Its acronym stands for X-ray Multi-Mirror design and also honours Sir Isaac Newton, the English physicist and mathematician (1642-1727) who advanced theories of gravitation and optics, built the first working reflecting telescope and discovered how to split light into its components to study its spectrum.
Scientific highlights to date
Since its launch, more than 1500 individual scientists (around 15% of the world’s professional astronomers) have been involved in preparing proposals for observing time on XMM-Newton.
Dimensions: Total length is 10 metres and, with its solar arrays, the satellite has a 16-metre span.
Mass: 3.8 tonnes (each X-ray mirror module has a mass of 500 kilograms).
Industrial involvement: The prime contractor was Dornier Satellitensysteme, part of Daimler Chrysler Aerospace (Friedrichshafen, Germany). They led an industrial consortium involving 46 companies from 14 European countries and one in the United States. Media Lario, Como, Italy, developed the X-ray Mirror Modules. About 1000 engineers and 150 scientists were involved in the creation of XMM-Newton.
Principal Investigator: Martin Turner, (X-ray Astronomy Group, University of Leicester, United Kingdom), leading a consortium of 10 institutes from four nations: the United Kingdom, Germany, Italy, and France. One of the cameras uses a new type of CCD (PN) developed by the Max Planck Institute of Extraterrestrial Physics in Garching, Germany.
EPIC also incorporates a Radiation Monitor System (ERMS) developed by the Centre d’Étude Spatiale des Rayonnements (CESR) in Toulouse, France. ERMS is a particle detector that will measure the radiation levels either from incoming solar flares or during its passage through Earth’s radiation belts. Such radiation could disturb the sensitive CCD detectors of the main science instruments.
Two Reflection Grating Spectrometers - RGS Two of the telescopes contain structures known as gratings. These deflect about half of the incoming radiation away from the EPIC units and towards their own cameras. The gratings also ‘fan-out’ the incoming X-rays according to their energy, so that astronomers can study the presence of specific chemicals in the celestial object being observed.
Principal Investigator: Jelle Kaastra, High-Energy Astronomy Division SRON, Utrecht, The Netherlands, with Co-investigator Steven Kahn, Columbia University, NY, United States.

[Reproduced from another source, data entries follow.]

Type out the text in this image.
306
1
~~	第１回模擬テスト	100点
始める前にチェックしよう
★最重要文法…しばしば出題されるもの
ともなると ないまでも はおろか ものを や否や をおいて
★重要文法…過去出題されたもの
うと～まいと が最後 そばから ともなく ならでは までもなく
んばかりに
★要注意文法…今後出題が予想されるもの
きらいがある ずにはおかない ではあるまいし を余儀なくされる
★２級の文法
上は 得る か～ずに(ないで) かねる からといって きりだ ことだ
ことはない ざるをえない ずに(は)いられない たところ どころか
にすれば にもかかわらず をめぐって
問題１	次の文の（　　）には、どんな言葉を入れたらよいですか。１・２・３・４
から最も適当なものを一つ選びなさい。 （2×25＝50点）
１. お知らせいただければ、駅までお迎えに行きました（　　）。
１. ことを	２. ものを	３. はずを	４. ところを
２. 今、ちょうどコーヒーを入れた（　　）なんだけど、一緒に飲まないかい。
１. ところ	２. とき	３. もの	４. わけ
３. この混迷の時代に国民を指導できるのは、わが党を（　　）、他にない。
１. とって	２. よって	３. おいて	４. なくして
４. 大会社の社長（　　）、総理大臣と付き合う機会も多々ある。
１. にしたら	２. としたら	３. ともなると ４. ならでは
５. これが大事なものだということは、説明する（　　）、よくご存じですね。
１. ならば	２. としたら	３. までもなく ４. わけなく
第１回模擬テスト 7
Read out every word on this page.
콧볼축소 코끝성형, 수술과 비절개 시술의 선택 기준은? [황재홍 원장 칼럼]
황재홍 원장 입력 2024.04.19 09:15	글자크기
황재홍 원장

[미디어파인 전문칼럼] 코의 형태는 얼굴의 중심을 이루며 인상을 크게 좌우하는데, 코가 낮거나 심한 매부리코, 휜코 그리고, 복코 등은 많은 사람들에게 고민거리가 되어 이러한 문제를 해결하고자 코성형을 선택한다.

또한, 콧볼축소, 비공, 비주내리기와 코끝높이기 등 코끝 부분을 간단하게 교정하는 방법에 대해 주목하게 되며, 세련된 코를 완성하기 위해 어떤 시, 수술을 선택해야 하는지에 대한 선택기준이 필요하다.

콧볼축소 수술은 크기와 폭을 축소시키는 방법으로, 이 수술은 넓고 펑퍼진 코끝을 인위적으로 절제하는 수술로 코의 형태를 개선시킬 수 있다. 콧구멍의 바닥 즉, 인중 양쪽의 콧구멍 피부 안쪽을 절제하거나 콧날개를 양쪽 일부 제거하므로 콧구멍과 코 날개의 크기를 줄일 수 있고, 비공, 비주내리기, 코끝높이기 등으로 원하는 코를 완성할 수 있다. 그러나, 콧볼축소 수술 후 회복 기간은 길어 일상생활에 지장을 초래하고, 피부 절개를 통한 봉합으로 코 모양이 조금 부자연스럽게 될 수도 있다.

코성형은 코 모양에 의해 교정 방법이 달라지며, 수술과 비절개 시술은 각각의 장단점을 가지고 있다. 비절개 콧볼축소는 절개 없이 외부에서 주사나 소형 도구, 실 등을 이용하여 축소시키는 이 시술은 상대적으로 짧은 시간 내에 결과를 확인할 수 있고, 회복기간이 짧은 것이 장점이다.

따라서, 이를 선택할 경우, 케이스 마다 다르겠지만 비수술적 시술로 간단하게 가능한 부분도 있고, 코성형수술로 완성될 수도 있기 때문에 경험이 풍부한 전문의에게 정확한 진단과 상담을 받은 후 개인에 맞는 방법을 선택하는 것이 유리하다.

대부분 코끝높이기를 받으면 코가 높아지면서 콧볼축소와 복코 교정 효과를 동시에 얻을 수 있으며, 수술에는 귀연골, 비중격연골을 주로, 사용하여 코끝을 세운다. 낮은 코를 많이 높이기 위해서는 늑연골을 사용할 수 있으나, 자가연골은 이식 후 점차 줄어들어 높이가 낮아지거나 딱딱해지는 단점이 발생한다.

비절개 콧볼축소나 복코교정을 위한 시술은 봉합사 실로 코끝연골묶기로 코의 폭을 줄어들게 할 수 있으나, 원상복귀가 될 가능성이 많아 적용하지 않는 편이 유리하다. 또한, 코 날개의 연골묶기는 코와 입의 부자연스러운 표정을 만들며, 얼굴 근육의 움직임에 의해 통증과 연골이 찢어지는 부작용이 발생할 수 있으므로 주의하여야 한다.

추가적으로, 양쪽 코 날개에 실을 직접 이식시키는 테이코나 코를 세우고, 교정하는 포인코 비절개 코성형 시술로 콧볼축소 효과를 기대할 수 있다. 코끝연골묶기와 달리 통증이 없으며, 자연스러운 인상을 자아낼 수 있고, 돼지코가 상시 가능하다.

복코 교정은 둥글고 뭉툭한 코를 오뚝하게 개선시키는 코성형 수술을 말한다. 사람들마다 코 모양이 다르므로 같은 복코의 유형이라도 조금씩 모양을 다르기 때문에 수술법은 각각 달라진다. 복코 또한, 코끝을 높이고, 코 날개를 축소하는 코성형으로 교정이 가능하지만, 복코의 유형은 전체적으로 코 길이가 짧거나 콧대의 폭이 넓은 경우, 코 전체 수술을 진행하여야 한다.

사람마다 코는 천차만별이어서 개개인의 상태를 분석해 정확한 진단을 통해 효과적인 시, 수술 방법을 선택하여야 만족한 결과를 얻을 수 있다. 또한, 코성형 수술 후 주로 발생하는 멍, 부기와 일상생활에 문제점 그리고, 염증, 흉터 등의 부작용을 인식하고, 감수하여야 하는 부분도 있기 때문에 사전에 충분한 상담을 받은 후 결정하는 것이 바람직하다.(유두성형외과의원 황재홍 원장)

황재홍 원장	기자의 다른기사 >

Optical Monitor - OM This is a traditional, 30-centimetre aperture Richtey-Chretien telescope, aligned with the main X-ray telescope. Away from the distorting effects of Earth’s atmosphere, the telescope is as sensitive as a 4-metre ground-based telescope and allows the identification of X-ray sources with optical counterparts more easily than ever before.
Principal investigator: Keith Mason, The Mullard Space Science Laboratory, United Kingdom.
Ground control: European Space Operations Centre (ESOC) in Darmstadt, Germany), using ground stations at Perth (Australia), Kourou (French Guiana) and Santiago de Chile (Chile).
Science Operations: The ESA Vilspa Science Operations Centre in Villafranca, Spain, manages observation requests and the receipt, processing and distribution of XMM-Newton data. The XMM-Newton Survey Science Centre (SSC), University of Leicester, United Kingdom, processes, archives, and correlates all XMM observations with existing data held elsewhere in the world.